Greetings,
I have an environment where I'm collecting a number of disparate logs from the network and hosts and indexing them in Elasticsearch. Logs are being delivered mostly over syslog from network devices, Linux and BSD servers, and various applications. So the format of those logs differs, and the situation exists that the default grok filters for many of the log types result in differing field names for the same type of data. For example, a source IP address exists in Nginx and Apache logs (the client IP) but also in events related to Netflow data, firewall filter logs, SSH logs, and so on. The same goes for many different types of fields in the log data; various logs have a username field, source and destination port numbers, and so on. These sometimes have varying field names for the same type of data.
I'd like to be able to normalize these fields to common field names across as much of this data as possible, to be able to correlate, report and pivot on logs from various systems and sources. I believe it's possible to do this with field munging in Logstash and field aliases, etc. But I'd like to think bigger and find out if it would be possible to accomplish something like the Common Information Model (CIM) that is used in Splunk for similar purpose:
The Common Information Model is a set of field names and tags which are expected to define the least common denominator of a domain of interest. It is implemented as documentation on the Splunk docs website and JSON data model files in this add-on. Use the CIM add-on when modeling data or building apps to ensure compatibility between apps, or to just take advantage of these data models to pivot and report.

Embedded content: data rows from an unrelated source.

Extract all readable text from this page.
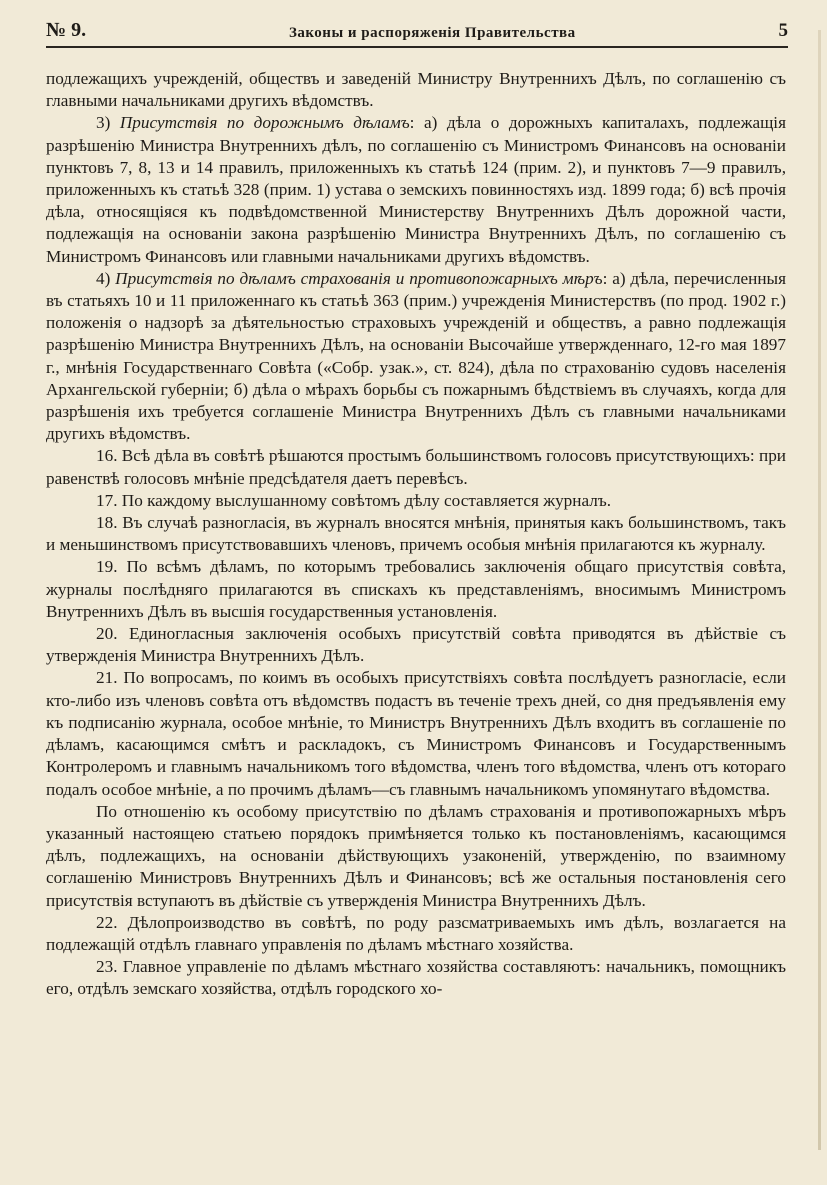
№ 9.	Законы и распоряженія Правительства	5

подлежащихъ учрежденій, обществъ и заведеній Министру Внутреннихъ Дѣлъ, по соглашенію съ главными начальниками другихъ вѣдомствъ.

3) Присутствія по дорожнымъ дѣламъ: а) дѣла о дорожныхъ капиталахъ, подлежащія разрѣшенію Министра Внутреннихъ дѣлъ, по соглашенію съ Министромъ Финансовъ на основаніи пунктовъ 7, 8, 13 и 14 правилъ, приложенныхъ къ статьѣ 124 (прим. 2), и пунктовъ 7—9 правилъ, приложенныхъ къ статьѣ 328 (прим. 1) устава о земскихъ повинностяхъ изд. 1899 года; б) всѣ прочія дѣла, относящіяся къ подвѣдомственной Министерству Внутреннихъ Дѣлъ дорожной части, подлежащія на основаніи закона разрѣшенію Министра Внутреннихъ Дѣлъ, по соглашенію съ Министромъ Финансовъ или главными начальниками другихъ вѣдомствъ.

4) Присутствія по дѣламъ страхованія и противопожарныхъ мѣръ: а) дѣла, перечисленныя въ статьяхъ 10 и 11 приложеннаго къ статьѣ 363 (прим.) учрежденія Министерствъ (по прод. 1902 г.) положенія о надзорѣ за дѣятельностью страховыхъ учрежденій и обществъ, а равно подлежащія разрѣшенію Министра Внутреннихъ Дѣлъ, на основаніи Высочайше утвержденнаго, 12-го мая 1897 г., мнѣнія Государственнаго Совѣта («Собр. узак.», ст. 824), дѣла по страхованію судовъ населенія Архангельской губерніи; б) дѣла о мѣрахъ борьбы съ пожарнымъ бѣдствіемъ въ случаяхъ, когда для разрѣшенія ихъ требуется соглашеніе Министра Внутреннихъ Дѣлъ съ главными начальниками другихъ вѣдомствъ.

16. Всѣ дѣла въ совѣтѣ рѣшаются простымъ большинствомъ голосовъ присутствующихъ: при равенствѣ голосовъ мнѣніе предсѣдателя даетъ перевѣсъ.

17. По каждому выслушанному совѣтомъ дѣлу составляется журналъ.

18. Въ случаѣ разногласія, въ журналъ вносятся мнѣнія, принятыя какъ большинствомъ, такъ и меньшинствомъ присутствовавшихъ членовъ, причемъ особыя мнѣнія прилагаются къ журналу.

19. По всѣмъ дѣламъ, по которымъ требовались заключенія общаго присутствія совѣта, журналы послѣдняго прилагаются въ спискахъ къ представленіямъ, вносимымъ Министромъ Внутреннихъ Дѣлъ въ высшія государственныя установленія.

20. Единогласныя заключенія особыхъ присутствій совѣта приводятся въ дѣйствіе съ утвержденія Министра Внутреннихъ Дѣлъ.

21. По вопросамъ, по коимъ въ особыхъ присутствіяхъ совѣта послѣдуетъ разногласіе, если кто-либо изъ членовъ совѣта отъ вѣдомствъ подастъ въ теченіе трехъ дней, со дня предъявленія ему къ подписанію журнала, особое мнѣніе, то Министръ Внутреннихъ Дѣлъ входитъ въ соглашеніе по дѣламъ, касающимся смѣтъ и раскладокъ, съ Министромъ Финансовъ и Государственнымъ Контролеромъ и главнымъ начальникомъ того вѣдомства, членъ того вѣдомства, членъ отъ котораго подалъ особое мнѣніе, а по прочимъ дѣламъ—съ главнымъ начальникомъ упомянутаго вѣдомства.

По отношенію къ особому присутствію по дѣламъ страхованія и противопожарныхъ мѣръ указанный настоящею статьею порядокъ примѣняется только къ постановленіямъ, касающимся дѣлъ, подлежащихъ, на основаніи дѣйствующихъ узаконеній, утвержденію, по взаимному соглашенію Министровъ Внутреннихъ Дѣлъ и Финансовъ; всѣ же остальныя постановленія сего присутствія вступаютъ въ дѣйствіе съ утвержденія Министра Внутреннихъ Дѣлъ.

22. Дѣлопроизводство въ совѣтѣ, по роду разсматриваемыхъ имъ дѣлъ, возлагается на подлежащій отдѣлъ главнаго управленія по дѣламъ мѣстнаго хозяйства.

23. Главное управленіе по дѣламъ мѣстнаго хозяйства составляютъ: начальникъ, помощникъ его, отдѣлъ земскаго хозяйства, отдѣлъ городского хо-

One primary value of a model like the CIM is that it can provide a central standard to which all users can align, and avoids the situation that one implementer can come up with a common field model using different terms than another's model. In this way, for example, Logstash grok filters could be used to express common fields in different data using the same common SEMANTIC, allowing harmonized patterns that could be used everywhere. Dashboards in Kibana could be written to use the same field names for charts and reports. The key would be that key field names in one Elastic environment may be the same as another, establishing a standard that can be selectively used (but hopefully always used because of the value it provides).
Does this concept exist in Elastic Stack land already? If not, is there potential for this to come to be and would it provide value?